13.2 1948
13.2.1 A land ethic
Land Ethic; An essay by Aldo Leopold
The land ethic simply enlarges the boundaries of the community to include soils, waters, plants, and animals, or collectively: the land.
This sounds simple: do we not already sing our love for and obligation to the land of the free and the home of the brave? Yes, but just what and whom do we love? Certainly not the soil, which we are sending helter-skelter downriver. Certainly not the waters, which we assume have no function except to turn turbines, float barges, and carry off sewage. Certainly not the plants, of which we exterminate whole communities without batting an eye. Certainly not the animals, of which we have already extirpated many of the largest and most beautiful species. A land ethic of course cannot prevent the alteration, management, and use of these 'resources,' but it does affirm their right to continued existence, and, at least in spots, their continued existence in a natural state.
A Sand County Almanac, and Sketches Here and There, 1948, Oxford University Press
The man widely identified as the father of wildlife management in America is Aldo Leopold. He belongs essentially to the middle generation of that transition period from a utilitarian to an ecological approach to conservation. Just before his death, he finished his now-famous essay "The Land Ethic." More than any other piece of writing, this work signaled the arrival of the Age of Ecology; indeed, it would come to be regarded as the single most concise expression of the new environmental philosophy. It brought together a scientific approach to nature, a high level of ecological sophistication, and a biocentric, communitarian ethic that challenged the dominant economic attitude toward land use.
In 1924, chiefly through his efforts, more than a half- million acres in New Mexico's Gila National Forest were so designated.
When his book Game Management appeared in 1933 it made clear that Leopold had grown more uneasy than ever with his own controlled-environment ideal. He tried to argue there that cropping was only a preliminary to a more advanced relation to the land, a higher stage in man's "moral evolution" that would one day follow.
As yet, though, he had not been able to define for himself exactly what that more capable culture or attitude should be. Hence he was forced to speak vaguely of "that new social concept toward which conservation is groping."

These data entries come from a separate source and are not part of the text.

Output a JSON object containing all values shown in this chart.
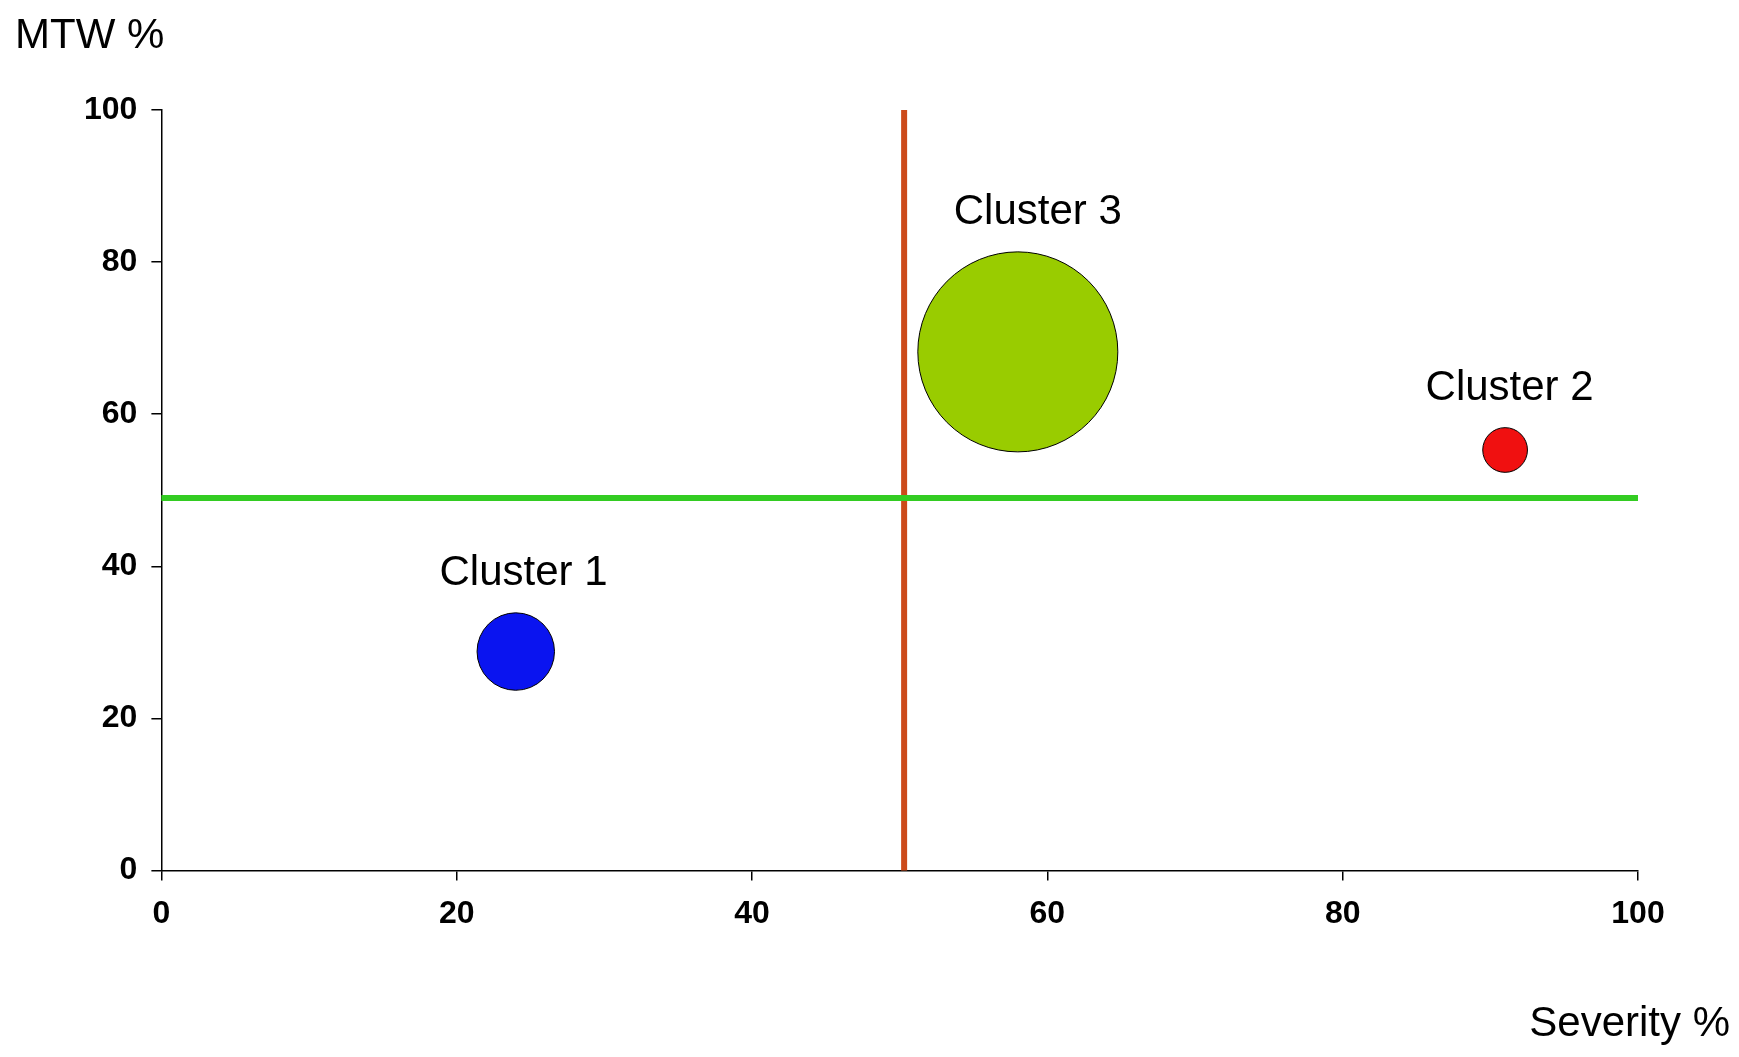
{
  "chart_data": {
    "type": "bubble",
    "xlabel": "Severity %",
    "ylabel": "MTW %",
    "xlim": [
      0,
      100
    ],
    "xticks": [
      0,
      20,
      40,
      60,
      80,
      100
    ],
    "ylim": [
      0,
      100
    ],
    "yticks": [
      0,
      20,
      40,
      60,
      80,
      100
    ],
    "grid": false,
    "legend": false,
    "series": [
      {
        "name": "Cluster 1",
        "color": "#0a14f0",
        "x": [
          24
        ],
        "values": [
          28.8
        ],
        "sizes": [
          0.15
        ]
      },
      {
        "name": "Cluster 2",
        "color": "#f01010",
        "x": [
          91
        ],
        "values": [
          55.3
        ],
        "sizes": [
          0.05
        ]
      },
      {
        "name": "Cluster 3",
        "color": "#99cc00",
        "x": [
          58
        ],
        "values": [
          68.2
        ],
        "sizes": [
          1
        ]
      }
    ],
    "ref_lines": [
      {
        "axis": "x",
        "value": 50.3,
        "color": "#cc4a1a"
      },
      {
        "axis": "y",
        "value": 49,
        "color": "#33cc22"
      }
    ]
  }
}
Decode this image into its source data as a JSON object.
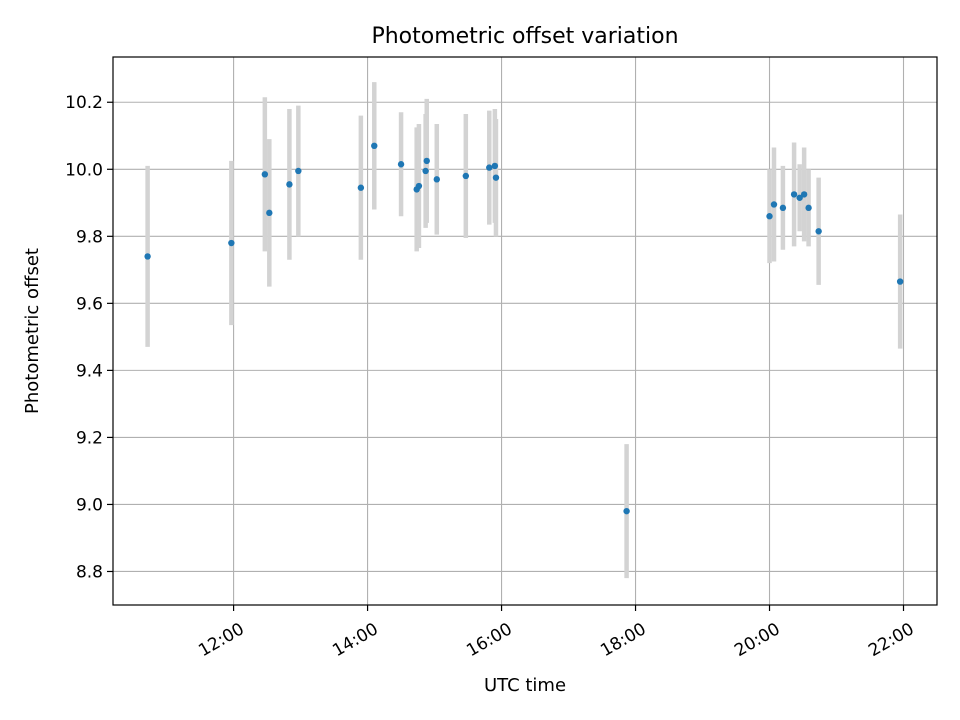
{
  "chart_data": {
    "type": "scatter",
    "title": "Photometric offset variation",
    "xlabel": "UTC time",
    "ylabel": "Photometric offset",
    "x_axis": "time",
    "xlim": [
      "10:12",
      "22:30"
    ],
    "ylim": [
      8.7,
      10.335
    ],
    "x_ticks": [
      "12:00",
      "14:00",
      "16:00",
      "18:00",
      "20:00",
      "22:00"
    ],
    "y_ticks": [
      8.8,
      9.0,
      9.2,
      9.4,
      9.6,
      9.8,
      10.0,
      10.2
    ],
    "y_tick_labels": [
      "8.8",
      "9.0",
      "9.2",
      "9.4",
      "9.6",
      "9.8",
      "10.0",
      "10.2"
    ],
    "grid": true,
    "marker_color": "#1f77b4",
    "errorbar_color": "#d3d3d3",
    "points": [
      {
        "time": "10:43",
        "y": 9.74,
        "err": 0.27
      },
      {
        "time": "11:58",
        "y": 9.78,
        "err": 0.245
      },
      {
        "time": "12:28",
        "y": 9.985,
        "err": 0.23
      },
      {
        "time": "12:32",
        "y": 9.87,
        "err": 0.22
      },
      {
        "time": "12:50",
        "y": 9.955,
        "err": 0.225
      },
      {
        "time": "12:58",
        "y": 9.995,
        "err": 0.195
      },
      {
        "time": "13:54",
        "y": 9.945,
        "err": 0.215
      },
      {
        "time": "14:06",
        "y": 10.07,
        "err": 0.19
      },
      {
        "time": "14:30",
        "y": 10.015,
        "err": 0.155
      },
      {
        "time": "14:44",
        "y": 9.94,
        "err": 0.185
      },
      {
        "time": "14:46",
        "y": 9.95,
        "err": 0.185
      },
      {
        "time": "14:52",
        "y": 9.995,
        "err": 0.17
      },
      {
        "time": "14:53",
        "y": 10.025,
        "err": 0.185
      },
      {
        "time": "15:02",
        "y": 9.97,
        "err": 0.165
      },
      {
        "time": "15:28",
        "y": 9.98,
        "err": 0.185
      },
      {
        "time": "15:49",
        "y": 10.005,
        "err": 0.17
      },
      {
        "time": "15:54",
        "y": 10.01,
        "err": 0.17
      },
      {
        "time": "15:55",
        "y": 9.975,
        "err": 0.175
      },
      {
        "time": "17:52",
        "y": 8.98,
        "err": 0.2
      },
      {
        "time": "20:00",
        "y": 9.86,
        "err": 0.14
      },
      {
        "time": "20:04",
        "y": 9.895,
        "err": 0.17
      },
      {
        "time": "20:12",
        "y": 9.885,
        "err": 0.125
      },
      {
        "time": "20:22",
        "y": 9.925,
        "err": 0.155
      },
      {
        "time": "20:27",
        "y": 9.915,
        "err": 0.1
      },
      {
        "time": "20:31",
        "y": 9.925,
        "err": 0.14
      },
      {
        "time": "20:35",
        "y": 9.885,
        "err": 0.115
      },
      {
        "time": "20:44",
        "y": 9.815,
        "err": 0.16
      },
      {
        "time": "21:57",
        "y": 9.665,
        "err": 0.2
      }
    ]
  }
}
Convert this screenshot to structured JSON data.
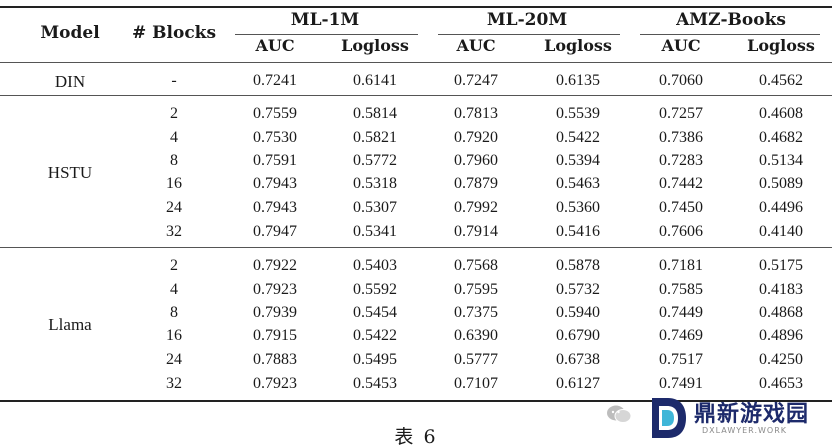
{
  "table": {
    "header": {
      "model": "Model",
      "blocks": "# Blocks",
      "datasets": [
        "ML-1M",
        "ML-20M",
        "AMZ-Books"
      ],
      "metrics": [
        "AUC",
        "Logloss",
        "AUC",
        "Logloss",
        "AUC",
        "Logloss"
      ]
    },
    "groups": [
      {
        "model": "DIN",
        "rows": [
          {
            "blocks": "-",
            "values": [
              "0.7241",
              "0.6141",
              "0.7247",
              "0.6135",
              "0.7060",
              "0.4562"
            ]
          }
        ]
      },
      {
        "model": "HSTU",
        "rows": [
          {
            "blocks": "2",
            "values": [
              "0.7559",
              "0.5814",
              "0.7813",
              "0.5539",
              "0.7257",
              "0.4608"
            ]
          },
          {
            "blocks": "4",
            "values": [
              "0.7530",
              "0.5821",
              "0.7920",
              "0.5422",
              "0.7386",
              "0.4682"
            ]
          },
          {
            "blocks": "8",
            "values": [
              "0.7591",
              "0.5772",
              "0.7960",
              "0.5394",
              "0.7283",
              "0.5134"
            ]
          },
          {
            "blocks": "16",
            "values": [
              "0.7943",
              "0.5318",
              "0.7879",
              "0.5463",
              "0.7442",
              "0.5089"
            ]
          },
          {
            "blocks": "24",
            "values": [
              "0.7943",
              "0.5307",
              "0.7992",
              "0.5360",
              "0.7450",
              "0.4496"
            ]
          },
          {
            "blocks": "32",
            "values": [
              "0.7947",
              "0.5341",
              "0.7914",
              "0.5416",
              "0.7606",
              "0.4140"
            ]
          }
        ]
      },
      {
        "model": "Llama",
        "rows": [
          {
            "blocks": "2",
            "values": [
              "0.7922",
              "0.5403",
              "0.7568",
              "0.5878",
              "0.7181",
              "0.5175"
            ]
          },
          {
            "blocks": "4",
            "values": [
              "0.7923",
              "0.5592",
              "0.7595",
              "0.5732",
              "0.7585",
              "0.4183"
            ]
          },
          {
            "blocks": "8",
            "values": [
              "0.7939",
              "0.5454",
              "0.7375",
              "0.5940",
              "0.7449",
              "0.4868"
            ]
          },
          {
            "blocks": "16",
            "values": [
              "0.7915",
              "0.5422",
              "0.6390",
              "0.6790",
              "0.7469",
              "0.4896"
            ]
          },
          {
            "blocks": "24",
            "values": [
              "0.7883",
              "0.5495",
              "0.5777",
              "0.6738",
              "0.7517",
              "0.4250"
            ]
          },
          {
            "blocks": "32",
            "values": [
              "0.7923",
              "0.5453",
              "0.7107",
              "0.6127",
              "0.7491",
              "0.4653"
            ]
          }
        ]
      }
    ]
  },
  "caption": "表 6",
  "watermark": {
    "icon": "wechat-icon",
    "logo_icon": "dx-logo-icon",
    "name": "鼎新游戏园",
    "domain": "DXLAWYER.WORK",
    "color": "#1d2a6b"
  }
}
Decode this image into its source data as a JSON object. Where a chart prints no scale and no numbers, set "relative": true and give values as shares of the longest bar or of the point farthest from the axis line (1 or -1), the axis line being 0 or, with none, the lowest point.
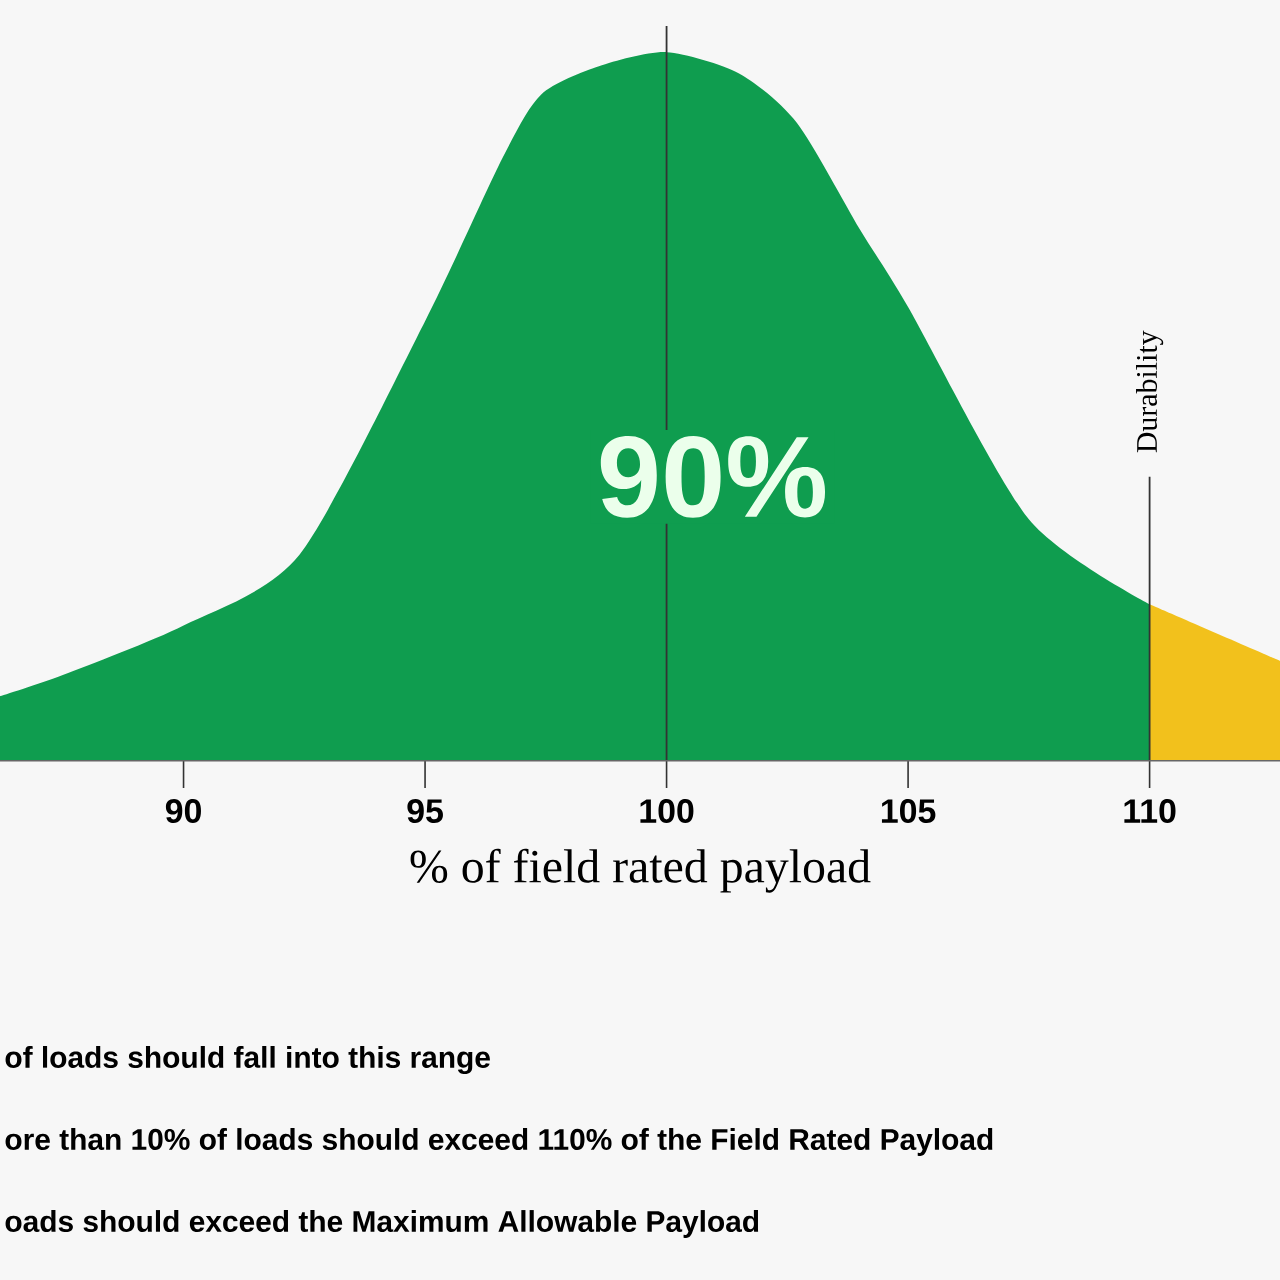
{
  "chart_data": {
    "type": "area",
    "relative": true,
    "xlabel": "% of field rated payload",
    "xlim": [
      86.2,
      112.7
    ],
    "xticks": [
      90,
      95,
      100,
      105,
      110
    ],
    "series": [
      {
        "color": "#0f9d4f",
        "x": [
          86.2,
          87.5,
          90,
          92.4,
          95,
          96.6,
          97.4,
          98.6,
          100,
          101.5,
          102.7,
          104,
          105,
          107.5,
          110
        ],
        "values": [
          0.09,
          0.12,
          0.19,
          0.29,
          0.62,
          0.85,
          0.94,
          0.98,
          1,
          0.97,
          0.9,
          0.75,
          0.64,
          0.34,
          0.22
        ]
      },
      {
        "color": "#f2c11c",
        "x": [
          110,
          112.7
        ],
        "values": [
          0.22,
          0.14
        ]
      }
    ],
    "ref_lines": [
      {
        "axis": "x",
        "value": 100,
        "label": null
      },
      {
        "axis": "x",
        "value": 110,
        "label": "Durability"
      }
    ],
    "annotations": [
      "90%",
      "of loads should fall into this range",
      "ore than 10% of loads should exceed 110% of the Field Rated Payload",
      "oads should exceed the Maximum Allowable Payload"
    ]
  }
}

In that same year, 1933, Leopold also published an essay entitled "The Conservation Ethic," which gives some notion of where his own gropings were leading. In it he continued to speak of "controlled wild culture or 'management,'" of cropping, and of "industrial forestry." But he also criticized the attitude that land is merely property, to be used in whatever way its owner liked. "The land-relation," he complained, "is still strictly economic, entailing privileges, but not obligations." One of the essay's subheadings read "Ecology and Economics." Already he had begun to think of the two as not altogether compatible,- he was moving away from the view of conservation as resource supply-and-demand toward an attempt "to harmonize our machine civilization with the land whence comes its sustenance"—toward "a universal symbiosis."29
According to Leopold's biographer, Susan Flader, this conversion to an ecological basis did not become complete until 1935, when he joined with others to form the Wilderness Society. It was also in that year that he saw firsthand the intensely artificial German methods of management, which he disliked so much that he grew wary even of his own inclination toward regulated landscapes. And during that watershed year, too, he found an old, abandoned shack near Baraboo, Wisconsin, where until his death he would at odd moments live the life of a Gilbert White or Henry Thoreau—a rural naturalist living apart from a technological culture, seeking to intensify his attachment to the earth and its processes. Henceforth Leopold's chief concern was the need to reestablish a personal, coexisting relation with nature, rather than the large-scale, impersonal management of resources by a professional elite.